Figure 5. Opa is necessary and sufficient to pioneer accessible chromatin.

(A) Immunostaining for myc-tagged Opa expression relative to expression of pair-rule genes Runt and Eve in a late NC14 embryo. (B) Opa expression dynamics were measured using a llama-tagged opa allele. Opa expression initiates midway through NC14 and reaches steady levels by entry into gastrulation at 65 min. Images show representative expression of opa-llama::EGFP at the indicated timepoints. (C) Heatmaps showing scaled ATAC-seq accessibility measurements (blue) over a set of high-confidence Opa binding sites, as determined by ChIP-seq for Opa-myc (red). Two experiments are shown, for loss of function at NC14 + 72’, and gain of function at NC13 +12. Loss of blue signal indicates a reduction in accessibility. (D) Cumulative distribution of measured of distances between bound (left) or unbound (right) Opa motifs and modeled nucleosome dyad positions, in the absence (black) or presence (red) of Opa. X-axis is log2 scaled, and the expected coverage of a nucleosome is depicted by the blue rug and vertical dotted line. See also Figure 5—figure supplements 1–4.

Figure 5—figure supplement 1. Comparison of RNA Pol two distribution over the opa and ftz loci.

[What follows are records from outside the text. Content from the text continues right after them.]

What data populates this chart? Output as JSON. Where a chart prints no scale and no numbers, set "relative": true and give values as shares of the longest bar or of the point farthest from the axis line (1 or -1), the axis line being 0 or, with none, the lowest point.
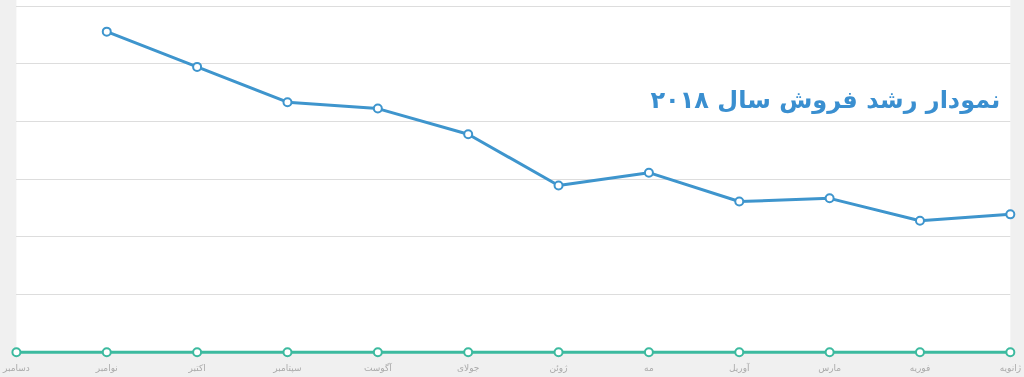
{
  "chart_data": {
    "type": "line",
    "title": "نمودار رشد فروش سال ۲۰۱۸",
    "relative": true,
    "grid": "y",
    "marker": "circle",
    "legend": false,
    "categories": [
      "دسامبر",
      "نوامبر",
      "اکتبر",
      "سپتامبر",
      "آگوست",
      "جولای",
      "ژوئن",
      "مه",
      "آوریل",
      "مارس",
      "فوریه",
      "ژانویه"
    ],
    "series": [
      {
        "color": "#3e95cd",
        "values": [
          null,
          1,
          0.89,
          0.78,
          0.76,
          0.68,
          0.52,
          0.56,
          0.47,
          0.48,
          0.41,
          0.43
        ]
      },
      {
        "color": "#3cba9f",
        "values": [
          0,
          0,
          0,
          0,
          0,
          0,
          0,
          0,
          0,
          0,
          0,
          0
        ]
      }
    ]
  }
}
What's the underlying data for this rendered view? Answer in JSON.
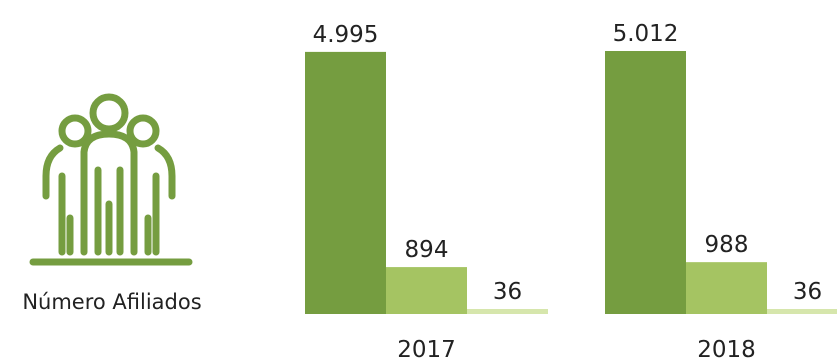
{
  "chart_data": {
    "type": "bar",
    "categories": [
      "2017",
      "2018"
    ],
    "series": [
      {
        "values": [
          4995,
          5012
        ],
        "value_labels": [
          "4.995",
          "5.012"
        ]
      },
      {
        "values": [
          894,
          988
        ],
        "value_labels": [
          "894",
          "988"
        ]
      },
      {
        "values": [
          36,
          36
        ],
        "value_labels": [
          "36",
          "36"
        ]
      }
    ],
    "colors": [
      "#759d40",
      "#a5c462",
      "#d6e6ac"
    ],
    "ylim": [
      0,
      5012
    ],
    "grid": false,
    "legend": "none"
  },
  "figure": {
    "caption": "Número Afiliados",
    "icon": "people-group-icon",
    "icon_color": "#759d40"
  }
}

RNA Pol2 ChIP-seq coverage measurements over the opa (left) and ftz (right) loci are shown from NC12 through NC14 Late (E = early, M = mid, L = Late). x-axes (genomic ranges) for both plots are identical, and highlight the difference in gene size between opa and ftz. y-axes are scaled identically across both loci and timepoints and can be compared directly. RNA Pol 2 ChIP-seq data is from Blythe and Wieschaus (2015).

Figure 5—figure supplement 2. Effect of opa loss- and gain-of-function across all ATAC peaks.

These volcano plots show the effect size for opa loss- and gain-of function experiments over the entire set of ATAC peaks (n = 26328 peaks). The plot on the left shows the effect of opa loss of function on chromatin accessibility. The number of peak regions above significance (0.01) and log2 fold-enrichment (1) thresholds is indicated in bold for each condition. Point sizes are scaled to the distribution of mean ATAC signal for the represented peak (large dots = larger ATAC signal).

Figure 5—figure supplement 3. Enrichment of Zld, Bcd, and Opa dependence in accessibility classes.

The set of ATAC-peaks showing dependence on either Zld, Bcd, or Opa were calculated by DESeq2. ATAC seq data for bcd and zld mutant embryos was from Hannon et al. (2017). ‘NA’ indicates that none of the tested pioneer dependent peaks were found to overlap the associated peak class. Bcd and Zld-dependent regions are enriched for classes with early accessibility. Opa is enriched in the wild-type late class. Two-tailed fisher’s exact p-values and numbers are provided for select classes where motif enrichment was observed. ‘ns’ indicates that the Fisher’s exact p-value for the associated comparison was greater than 0.05.

Figure 5—figure supplement 4. Expression of tub >opa compared with wild-type opa.

Embryos expressing either tub >opa-3xMyc or wild-type opa-3xMyc were mixed prior to fixation and immunostained together for myc and counterstained for DNA (DAPI). Stained embryos were mounted and imaged in a single confocal session. Representative tub >opa-3xMyc and opa-3xMyc embryos are shown (left and center, respectively). Staining intensity from three stage-matched embryos from each genotype was quantified and plotted as a function of AP axis position. Average wild-type expression ±st. dev. (n = 3 embryos) is plotted in red. Tub >opa expression±st. dev. (n = 3 embryos) is plotted in blue. Note, for presentation, certain images were rotated from their original positions and missing background pixels were filled in. No pixels corresponding to the embryo were altered.